Il Belpaese avrebbe bisogno di svecchiare un parco auto circolante sempre più vetusto. I fondi Ue potrebbero stravolgere il car market, ma la situazione dei produttori rimane delicata.
Gli incentivi sulle EV potrebbero dare un ultimo segnale a un settore green in atroci difficoltà in Italia. La quota di mercato delle auto full electric rimane bassa. A luglio i veicoli elettrici immatricolati in Italia sono stati 5.898, ad agosto, con il mercato che nel suo complesso è in ribasso, sono stati 3.306. Nei primi 8 mesi del 2025 le vendite di auto elettriche in Italia hanno toccato quota 54.059 (nel 2024 sono state 41.990). Tradotto: il passaggio di quota è passato appena dal 3,8 al 5,2%.

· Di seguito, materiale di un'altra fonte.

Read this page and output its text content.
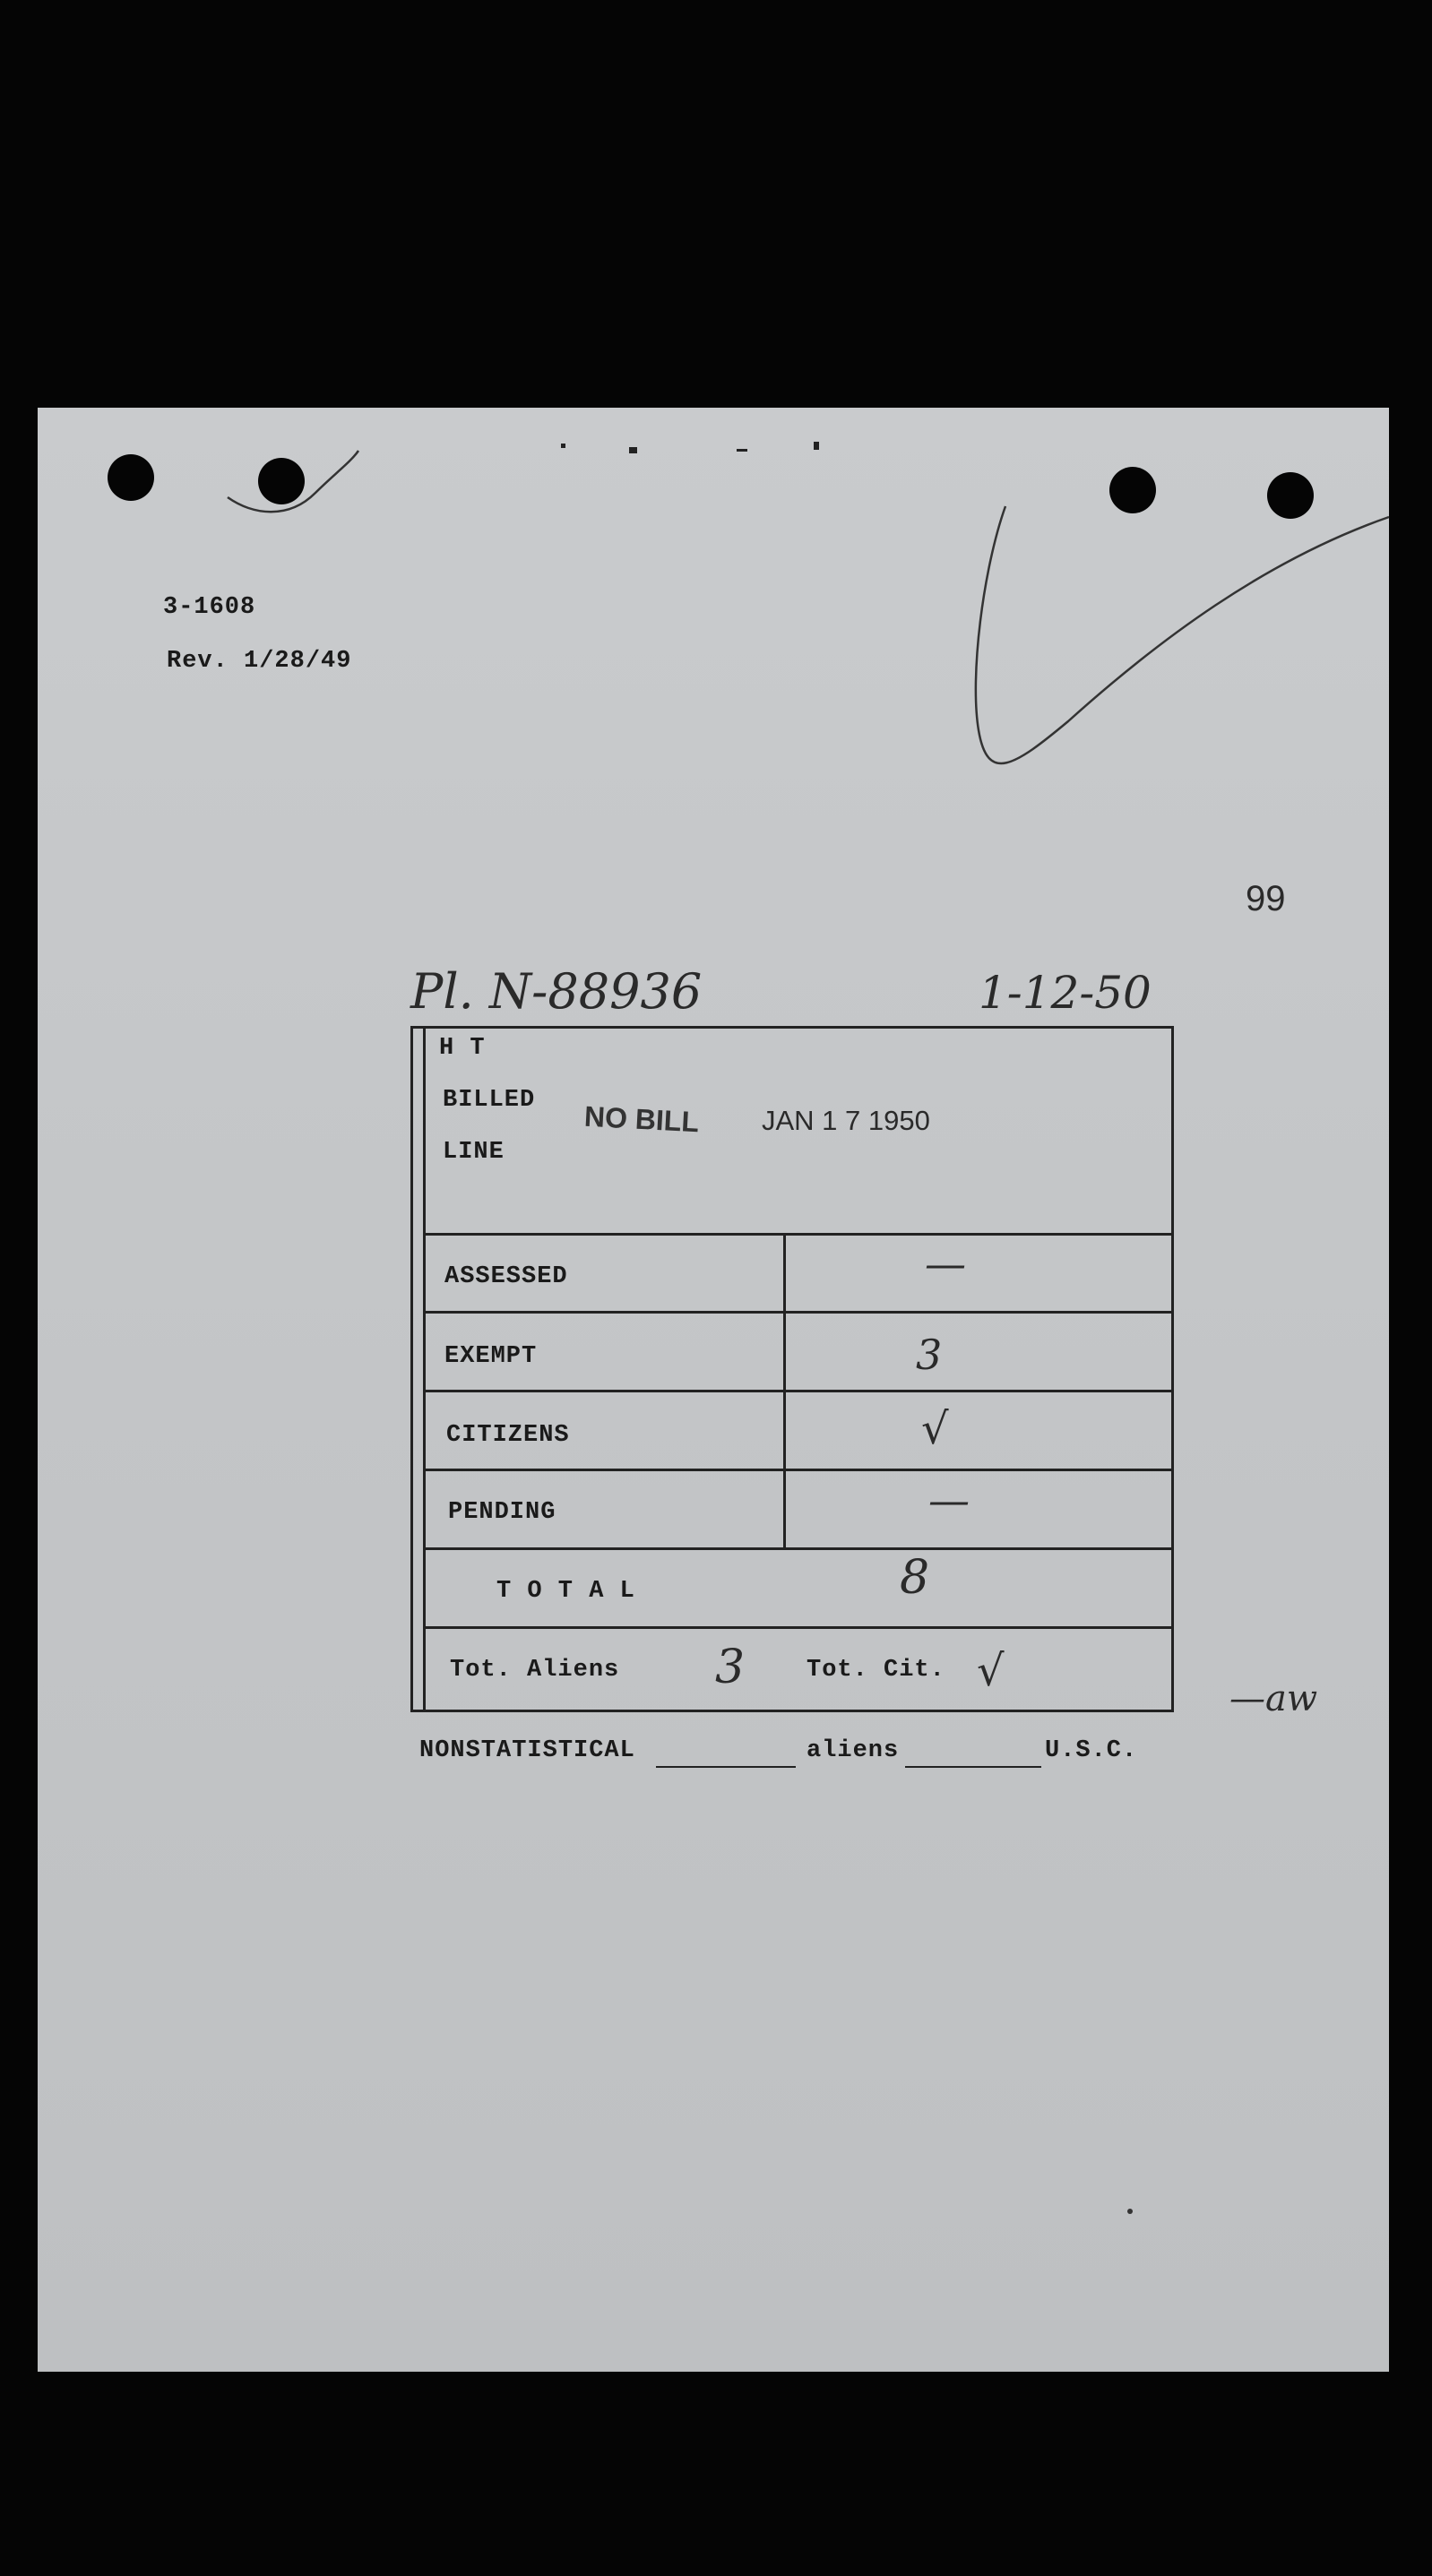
3-1608
Rev. 1/28/49
99
Pl. N-88936	1-12-50
H T
BILLED
LINE
NO BILL JAN 1 7 1950
ASSESSED	—
EXEMPT	3
CITIZENS	√
PENDING	—
T O T A L	8
Tot. Aliens 3	Tot. Cit. √
—aw
NONSTATISTICAL	aliens	U.S.C.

Numeri bassi, dopo anni di proclami e gamme sempre più variegate, che riflettono la crisi economica generale del Belpaese. L’Italia conserva uno dei parchi auto circolanti più vetusti d’Europa. Non sembra esserci una reale possibilità di crescita di una filiera che interessa a pochissimi. Di questo passo la transizione green resterà inesorabilmente al palo.
Ad agosto al primo posto della classifica c’è la Tesla, che piazza la Model 3 al primo posto (234 esemplari) e al secondo posto la Model Y (182 unità). Terza, sul gradino più basso del podio, la nuova Fiat Grande Panda, con 169 unità. I numeri del 2025 avrebbero dovuto essere ben diversi e nemmeno una E-car 100% europea potrebbe invertire questo trend che vede favorita la Cina.
L’ammissione del ministro D’Urso
Il Consiglio Competitività dell’Unione europea sta affrontando il Dialogo strategico sull’automotive. Il ministro delle Imprese e del Made in Italy, Adolfo Urso, a Bruxelles, ha spiegato che bisogna decidere subito il futuro e farlo con chiarezza. L’industria dell’automotive è la prima in Europa, e senza di essa si rischia un tracollo totale. La dipendenza da Paesi stranieri è un altro tema molto delicato. L’Ue è come se avesse affidato un intero comparto a realtà straniere in forte crescita.

“Il settore dell’auto sta collassando in Europa: ogni giorno si annunciano chiusure di stabilimenti e migliaia di licenziamenti nell’intera filiera. È fondamentale affrontare con realismo, senza paraocchi ideologici, ma con flessibilità e pragmatismo, quello di cui necessita la nostra Europa”, ha concluso il ministro D’Urso.